Liebenow and the only member of the PT-109 crew still alive - 75-year-old Gerard E. Zinser - recalled for those attending how the most famous PT-109 war story unfolded.

It was a rescue mission that changed the lives of everyone who participated, Liebenow said. Not because it was so extraordinary, but because Kennedy went on to the nation's highest office.

"I think it was because Kennedy became president that the incident grew to such proportions," said Liebenow during a telephone interview on Monday from his sister's home in Monroe, Conn.

"It was the kind of incident that happened during the war many times. But I wouldn't trade that experience for anything. I wouldn't want it to happen again, but I would not trade it for anything."

The Kennedy family never forgot Liebenow's role in the rescue. They included him on a presidential campaign trip to Liebenow's home when he lived in Michigan and invited him to the Inauguration after Kennedy's election in 1960.

At an inaugural ball, Liebenow remembered, Kennedy turned to Lyndon B. Johnson, pointed to Liebenow and told the vice president "I owe this guy a lot."

And when Liebenow retired from his job with the CSX railroad in 1981, Sen. Edward Kennedy sent a congratulatory note.

"The Kennedys keep track of people and they remember things," he said. "I think that's the reason they are so successful politically."

Liebenow's job at the memorial was to recount the rescue. According to Liebenow, the legend of PT-109 goes like this:

Liebenow, Kennedy and two other PT boat commanders had taken their patrol-torpedo boats on patrol to intercept Japanese warships that were in the Solomons to rescue stranded soldiers.

Liebenow, who was awarded the Silver Star, Bronze Star and many other commendations for his wartime service, and one of the other PT boats encountered the Japanese ships, fired torpedoes and then escaped. They lost contact with Kennedy and the other PT boat.

"It was not until I got back on base the next morning that I first learned that PT-109 had been sunk," Liebenow said. "It was reported that the whole crew was lost."

A week later, when Liebenow and the others at the U.S. base on Rendova Island learned that Kennedy and his men were alive, everyone was elated, Liebenow said. "But there was some discussion that this was a trick by the [Japanese] to get us out."

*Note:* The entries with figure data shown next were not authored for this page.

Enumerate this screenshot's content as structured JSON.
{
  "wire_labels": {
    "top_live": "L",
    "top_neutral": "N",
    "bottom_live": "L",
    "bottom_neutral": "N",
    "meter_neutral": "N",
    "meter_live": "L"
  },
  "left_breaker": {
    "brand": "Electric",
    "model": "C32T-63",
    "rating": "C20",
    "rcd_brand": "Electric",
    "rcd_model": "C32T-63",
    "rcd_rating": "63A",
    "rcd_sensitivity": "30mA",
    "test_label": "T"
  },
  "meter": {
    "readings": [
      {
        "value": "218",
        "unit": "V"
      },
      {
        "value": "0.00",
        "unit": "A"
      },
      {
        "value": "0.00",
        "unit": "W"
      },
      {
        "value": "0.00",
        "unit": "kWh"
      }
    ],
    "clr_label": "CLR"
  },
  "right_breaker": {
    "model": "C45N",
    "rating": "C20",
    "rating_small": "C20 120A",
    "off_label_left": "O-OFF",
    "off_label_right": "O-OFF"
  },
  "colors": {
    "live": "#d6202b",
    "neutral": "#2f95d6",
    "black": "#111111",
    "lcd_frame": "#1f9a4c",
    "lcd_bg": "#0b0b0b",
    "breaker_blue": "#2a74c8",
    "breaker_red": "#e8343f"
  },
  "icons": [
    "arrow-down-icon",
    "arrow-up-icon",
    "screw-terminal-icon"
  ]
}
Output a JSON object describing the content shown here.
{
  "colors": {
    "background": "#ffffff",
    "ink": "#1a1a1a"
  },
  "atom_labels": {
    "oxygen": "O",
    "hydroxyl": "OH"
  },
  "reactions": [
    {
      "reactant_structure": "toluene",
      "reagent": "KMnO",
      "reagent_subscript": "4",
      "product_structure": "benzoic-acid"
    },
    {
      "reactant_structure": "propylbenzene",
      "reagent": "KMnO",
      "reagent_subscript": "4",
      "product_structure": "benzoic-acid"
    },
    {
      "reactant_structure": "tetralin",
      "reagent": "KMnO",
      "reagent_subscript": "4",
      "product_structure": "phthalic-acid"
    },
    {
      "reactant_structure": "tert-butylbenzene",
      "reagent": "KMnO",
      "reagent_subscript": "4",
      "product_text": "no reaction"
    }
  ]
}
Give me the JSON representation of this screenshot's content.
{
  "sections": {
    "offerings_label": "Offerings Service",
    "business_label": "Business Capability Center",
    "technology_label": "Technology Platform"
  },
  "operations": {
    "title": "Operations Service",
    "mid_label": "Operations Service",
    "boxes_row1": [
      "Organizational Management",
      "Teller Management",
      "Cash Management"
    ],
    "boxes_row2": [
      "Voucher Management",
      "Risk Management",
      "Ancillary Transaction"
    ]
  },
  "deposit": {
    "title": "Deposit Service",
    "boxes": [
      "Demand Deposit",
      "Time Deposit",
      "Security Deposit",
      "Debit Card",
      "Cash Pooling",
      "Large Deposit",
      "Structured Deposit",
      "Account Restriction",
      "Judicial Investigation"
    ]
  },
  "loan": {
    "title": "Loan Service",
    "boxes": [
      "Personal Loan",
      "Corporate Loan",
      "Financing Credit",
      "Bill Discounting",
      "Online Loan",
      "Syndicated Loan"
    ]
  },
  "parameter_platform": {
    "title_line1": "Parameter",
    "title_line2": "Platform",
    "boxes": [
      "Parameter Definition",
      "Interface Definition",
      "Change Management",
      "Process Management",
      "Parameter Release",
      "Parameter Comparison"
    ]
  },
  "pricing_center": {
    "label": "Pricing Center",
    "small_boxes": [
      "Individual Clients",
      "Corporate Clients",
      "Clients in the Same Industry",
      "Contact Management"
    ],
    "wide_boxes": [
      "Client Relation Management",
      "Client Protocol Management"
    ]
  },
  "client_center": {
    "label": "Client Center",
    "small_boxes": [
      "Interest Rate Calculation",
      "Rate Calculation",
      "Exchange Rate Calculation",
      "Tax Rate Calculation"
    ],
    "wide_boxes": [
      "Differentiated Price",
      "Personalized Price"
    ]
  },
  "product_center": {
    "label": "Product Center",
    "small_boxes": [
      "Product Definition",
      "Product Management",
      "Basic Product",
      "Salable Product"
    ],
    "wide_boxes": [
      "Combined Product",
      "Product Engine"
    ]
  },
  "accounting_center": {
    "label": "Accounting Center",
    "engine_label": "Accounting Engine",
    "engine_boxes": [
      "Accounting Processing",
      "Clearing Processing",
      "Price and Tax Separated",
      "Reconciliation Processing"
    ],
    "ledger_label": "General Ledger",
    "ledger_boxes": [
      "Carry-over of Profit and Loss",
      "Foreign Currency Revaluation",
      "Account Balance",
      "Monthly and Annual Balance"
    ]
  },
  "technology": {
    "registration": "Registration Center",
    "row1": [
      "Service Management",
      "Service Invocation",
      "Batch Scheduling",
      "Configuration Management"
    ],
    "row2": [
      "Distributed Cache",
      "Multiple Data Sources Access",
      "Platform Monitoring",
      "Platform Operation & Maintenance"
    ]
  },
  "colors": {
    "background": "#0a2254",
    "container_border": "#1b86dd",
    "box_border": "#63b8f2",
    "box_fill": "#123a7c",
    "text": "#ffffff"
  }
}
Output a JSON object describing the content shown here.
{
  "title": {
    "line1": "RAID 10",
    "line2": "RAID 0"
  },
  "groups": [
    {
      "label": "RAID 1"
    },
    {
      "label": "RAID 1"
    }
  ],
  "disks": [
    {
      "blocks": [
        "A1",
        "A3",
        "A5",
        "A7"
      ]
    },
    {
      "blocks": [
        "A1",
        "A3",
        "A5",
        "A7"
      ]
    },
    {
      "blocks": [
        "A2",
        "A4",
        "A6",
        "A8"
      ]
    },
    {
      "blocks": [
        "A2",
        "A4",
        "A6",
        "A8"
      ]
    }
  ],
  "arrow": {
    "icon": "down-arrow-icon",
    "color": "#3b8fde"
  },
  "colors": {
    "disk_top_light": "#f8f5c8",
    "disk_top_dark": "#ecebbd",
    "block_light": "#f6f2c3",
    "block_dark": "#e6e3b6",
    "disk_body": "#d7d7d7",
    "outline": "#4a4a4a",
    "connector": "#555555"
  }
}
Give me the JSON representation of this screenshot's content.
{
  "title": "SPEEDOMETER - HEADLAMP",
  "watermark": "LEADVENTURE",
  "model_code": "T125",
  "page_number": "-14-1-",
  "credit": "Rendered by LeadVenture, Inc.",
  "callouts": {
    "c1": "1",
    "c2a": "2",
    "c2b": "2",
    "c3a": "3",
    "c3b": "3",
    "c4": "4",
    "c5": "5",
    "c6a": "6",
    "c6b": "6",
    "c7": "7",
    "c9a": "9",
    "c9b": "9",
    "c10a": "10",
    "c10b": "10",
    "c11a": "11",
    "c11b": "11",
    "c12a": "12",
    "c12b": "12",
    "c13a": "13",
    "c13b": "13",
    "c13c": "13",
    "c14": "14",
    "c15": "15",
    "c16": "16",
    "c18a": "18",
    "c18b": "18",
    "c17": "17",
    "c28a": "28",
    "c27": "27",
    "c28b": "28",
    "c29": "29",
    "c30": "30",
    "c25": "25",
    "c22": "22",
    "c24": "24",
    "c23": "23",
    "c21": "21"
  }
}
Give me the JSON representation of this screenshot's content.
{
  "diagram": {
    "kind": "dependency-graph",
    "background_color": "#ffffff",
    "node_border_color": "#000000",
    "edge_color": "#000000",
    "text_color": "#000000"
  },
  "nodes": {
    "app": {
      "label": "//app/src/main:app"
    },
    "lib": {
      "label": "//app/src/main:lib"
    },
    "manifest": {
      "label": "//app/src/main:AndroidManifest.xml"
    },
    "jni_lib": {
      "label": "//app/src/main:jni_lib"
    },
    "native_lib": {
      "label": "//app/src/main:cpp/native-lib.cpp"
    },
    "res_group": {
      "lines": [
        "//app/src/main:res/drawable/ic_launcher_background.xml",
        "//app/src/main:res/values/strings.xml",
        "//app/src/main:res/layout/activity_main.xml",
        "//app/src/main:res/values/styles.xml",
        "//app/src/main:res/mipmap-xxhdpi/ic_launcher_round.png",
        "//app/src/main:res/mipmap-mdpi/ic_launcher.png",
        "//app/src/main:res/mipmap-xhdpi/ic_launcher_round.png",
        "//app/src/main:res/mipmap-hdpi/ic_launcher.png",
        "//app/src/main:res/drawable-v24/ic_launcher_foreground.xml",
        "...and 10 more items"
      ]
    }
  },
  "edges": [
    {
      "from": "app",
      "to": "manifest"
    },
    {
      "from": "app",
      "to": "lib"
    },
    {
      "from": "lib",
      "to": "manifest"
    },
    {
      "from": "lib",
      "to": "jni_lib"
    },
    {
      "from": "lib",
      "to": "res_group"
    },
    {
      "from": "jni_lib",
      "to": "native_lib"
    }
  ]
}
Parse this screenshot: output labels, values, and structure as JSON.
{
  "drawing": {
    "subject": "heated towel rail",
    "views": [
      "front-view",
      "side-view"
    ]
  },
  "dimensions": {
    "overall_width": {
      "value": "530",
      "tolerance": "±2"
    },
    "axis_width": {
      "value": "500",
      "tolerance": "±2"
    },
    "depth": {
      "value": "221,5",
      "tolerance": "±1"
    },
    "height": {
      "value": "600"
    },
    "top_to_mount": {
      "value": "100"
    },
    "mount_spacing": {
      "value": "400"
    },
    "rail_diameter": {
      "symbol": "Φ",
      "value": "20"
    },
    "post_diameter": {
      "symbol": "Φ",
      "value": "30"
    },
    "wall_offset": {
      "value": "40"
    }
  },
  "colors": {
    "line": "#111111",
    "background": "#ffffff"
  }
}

The rescue itself, Liebenow said, was routine. The crew was some 50 miles from base, according to natives that brought Kennedy's message to the Americans. So Liebenow piloted his PT-157 to a designated location where natives had hidden Kennedy. The future president then guided the boat to the island where Kennedy's crew was holed up.

After PT-109 was sunk, Kennedy saved one of his men by swimming through shark-infested waters towing a seriously burned crewman by a lifeline that Kennedy held in his teeth. That act of heroism and the next week in hiding on the nearly deserted island would become the subject of books and dozens of newspaper articles.

Although some biographers have tried to discount the courage that Kennedy displayed, Liebenow said, the proof of Kennedy's heroism rests with those he commanded.

"Not one of them ever had anything bad to say about JFK," he said about the PT-109 crew. "And they are the ones who know."